Their vision is particularly sharp when navigating in the darkness and in some cases, they will even be able to see ultraviolet light. Then to shock you even further, there are some specific bats of the near 1,300 types out there that can see colors. These are the Pallas’s long-tongued bat and the Seba’s short-tailed bat, respectively. These bats can see ultraviolet light and wavelengths of color that even the human eye cannot render. However, as a rule of thumb, most bats rely on a special technique to see and this is echolocation.
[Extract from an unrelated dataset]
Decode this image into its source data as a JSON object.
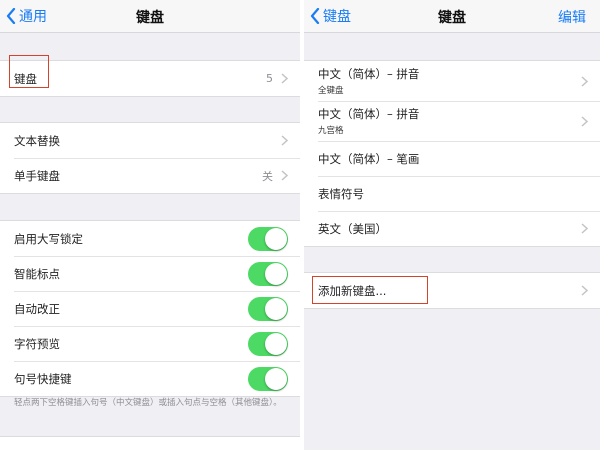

Echolocation is the ability to see through sound. It is a technique that is used across the animal kingdom by whales, dolphins, birds, and even some humans. This ability involves animals making high pitched noises from their mouth or nose to generate frequencies which help them perceive the world around them.
So, when bats are flying at high speeds through the air, this ability allows them to analyze their location in the world, avoid crashing into objects, and even allows them to establish if they can fit through gaps as small as 3/8 of an inch wide. This skill also allows the bats to understand where their group of bats is at all times, meaning that they can remain in a tight-knit pack even when flying through the vast skies at night. This noise is, in most cases, completely imperceptible to the human ear. This is because the bats will make noises from 20 kilohertz to 200 kilohertz in frequency, meaning that only the sharpest human ears will be able to hear at the lowest end of this scale.
So in short, bats may not be the most gifted creatures in terms of conventional vision. However, they have much more complex methods that allow them to see better than any human can do in the dark of night. So, the phrase ‘blind as a bat’ may not be quite as apt as you once thought.